We were chasing Russian submarines all over the Pacific at that time. And I think this is very interesting. So and when I came back, I thought I might go into history. Well, everybody thought I was nuts for not going into science- which I did do, I was just, I'm probably the original lost full life student. But negative, not positive, on that one.

But anyway, I started going into history. One of my teachers, I had a Russian language teacher at N.O. here and a teacher who graduated from the University of Washington, and he thought I should go in for my history degree for a doctorate at the University of Washington. When I got and, I was surprised I got in, really, but I got to the University of Washington.

Now, I've already had Russian because my master's degree was on the Russian influence in the Second World War and First World War. When I got there, I found out about Chinese, and I thought, you know, this would be an interesting one. I don't know much about it. So I started working in Chinese, and I was going to go for a Russian Chinese double Ph.D. It was going to be a lot of work. But as I got into that university world, and I’m speaking the language I got, most of my friends were either Russian and Chinese at this point.
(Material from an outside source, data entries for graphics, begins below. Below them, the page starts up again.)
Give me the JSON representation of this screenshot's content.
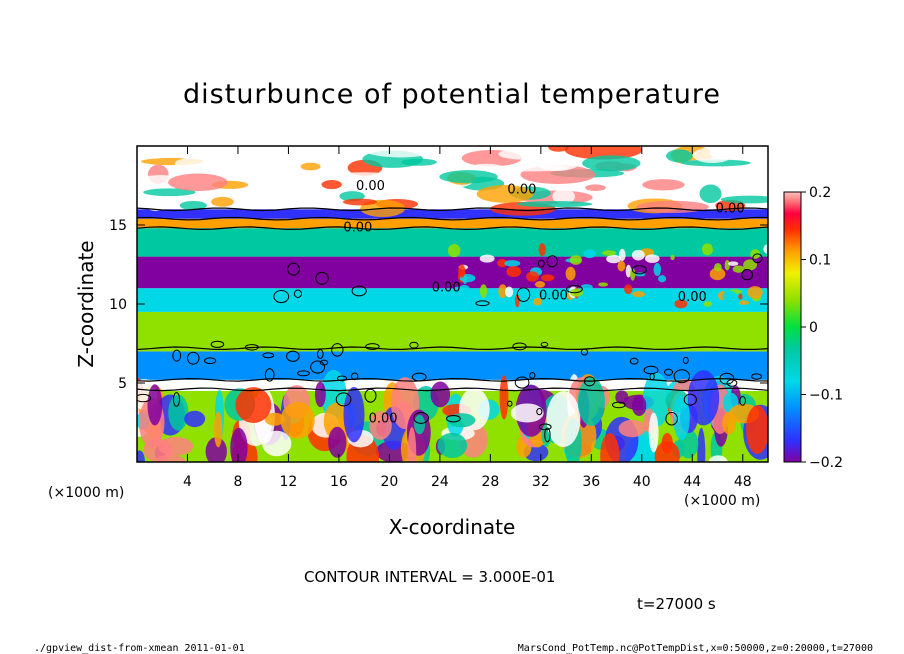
{
  "chart_data": {
    "type": "heatmap",
    "title": "disturbunce of potential temperature",
    "xlabel": "X-coordinate",
    "ylabel": "Z-coordinate",
    "x_unit_label": "(×1000 m)",
    "z_unit_label": "(×1000 m)",
    "xlim": [
      0,
      50
    ],
    "ylim": [
      0,
      20
    ],
    "x_ticks": [
      4,
      8,
      12,
      16,
      20,
      24,
      28,
      32,
      36,
      40,
      44,
      48
    ],
    "y_ticks": [
      5,
      10,
      15
    ],
    "colorbar": {
      "range": [
        -0.2,
        0.2
      ],
      "ticks": [
        "0.2",
        "0.1",
        "0",
        "−0.1",
        "−0.2"
      ],
      "tick_values": [
        0.2,
        0.1,
        0,
        -0.1,
        -0.2
      ],
      "colors": [
        "#8000a0",
        "#3030ff",
        "#0090ff",
        "#00d8e8",
        "#00c8a0",
        "#00e040",
        "#90e000",
        "#f0f000",
        "#ffa000",
        "#ff3000",
        "#ff0040",
        "#ff8080",
        "#ffc0c0"
      ]
    },
    "contour_labels": [
      "0.00",
      "0.00",
      "0.00",
      "0.00",
      "0.00",
      "0.00",
      "0.00",
      "0.00"
    ],
    "layers": [
      {
        "z_range": [
          0,
          4.5
        ],
        "description_value": "mixed",
        "value": 0.0
      },
      {
        "z_range": [
          4.5,
          5.2
        ],
        "value": 0.2
      },
      {
        "z_range": [
          5.2,
          7.0
        ],
        "value": -0.12
      },
      {
        "z_range": [
          7.0,
          9.5
        ],
        "value": 0.0
      },
      {
        "z_range": [
          9.5,
          11.0
        ],
        "value": -0.08
      },
      {
        "z_range": [
          11.0,
          13.0
        ],
        "value": -0.18
      },
      {
        "z_range": [
          13.0,
          14.8
        ],
        "value": -0.05
      },
      {
        "z_range": [
          14.8,
          15.4
        ],
        "value": 0.05
      },
      {
        "z_range": [
          15.4,
          16.0
        ],
        "value": -0.15
      },
      {
        "z_range": [
          16.0,
          20.0
        ],
        "value": 0.2
      }
    ]
  },
  "contour_interval": "CONTOUR INTERVAL = 3.000E-01",
  "time_label": "t=27000 s",
  "footer_left": "./gpview_dist-from-xmean   2011-01-01",
  "footer_right": "MarsCond_PotTemp.nc@PotTempDist,x=0:50000,z=0:20000,t=27000"
}
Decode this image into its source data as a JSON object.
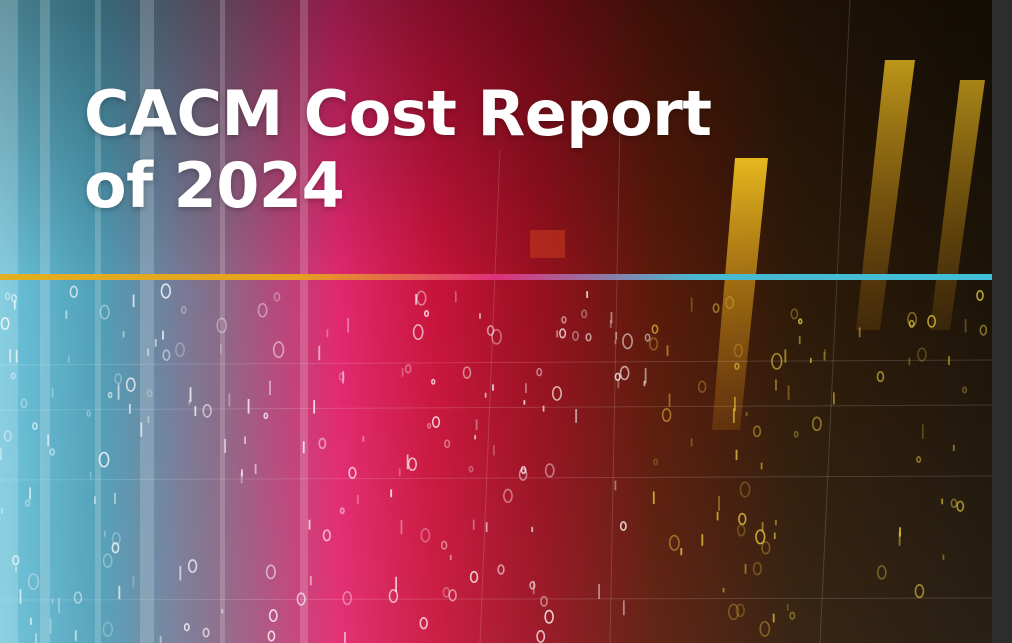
{
  "title_lines": [
    "CACM Cost Report",
    "of 2024"
  ]
}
You know, at the university. And then I this is where the language actually came in, and my background on that came in. But I realized I, I was not a good fit at a university.

My advisor, I remember he was using a book, and I'm thinking, and I made the point, you know, he's wrong. You know what he said there? And I remember him telling me, he said, Well, what did you expect him to say, Albert? Would you expect him to say that? You know, I don't think this is right, or maybe this is not quite right.

And I said, “You know, it would have been a lot more helpful if you would not been so proud about it. And having some stupid guy like me, an undergraduate, come in and be able to tear his book apart without any problem!” Well, he was one of my advisor's friends. He didn't like that a whole lot, but it did- There was a number of them there. They had a Russian teacher there that I got along very, very well with, and one I taught Byzantine history, and I got along. He was from Hungary, but I decided to get out of that, and I said I got to do something else. So I went into that's when I got into Boeing.

Marlin Detweiler:

Very good. That's awesome. Do you have any stories here in the closing minutes that you think would be good for us to hear from you related to the topics we've been discussing?

Al Keller:

Yeah, what I would do is encourage the kids. You know, when we get when you look at social media is one thing I play a game with, I like to listen to it a little bit, but I notice one thing. It's the one thing it's it diverts the students away from thinking. It puts them in, “Ah, here I am. Look at me.” Rather than saying, “Here's the problem, let me look at it.” And so what I try to do is encourage them, and I irritate them to a certain extent like they love Harry Potter. And I go, I call him Harry Potty because - what I and I tell them is, I said, you know, “You notice how mad you get? This is a fantasy character. He doesn't exist. And look how angry you get. Now what you need to do is get that anger at reality. And if you focus that on reality, which you have there, you're going to be very much surprised and you're going to find out life is really a lot of fun. I hope that helps.”

Marlin Detweiler:

And is a wonderful story. Well, it's been so great to visit with you. Our conversations have been limited. Obviously, you work in an area that's slightly removed from my opportunity to interact with you on a routine basis. But it has been really fun to just talk to you during this time. Thank you so much for joining us. The folks, this is Veritas Vox, the voice of classical Christian education. And our guest, Al Keller, has been a real delight. I hope you've enjoyed it as much as I have.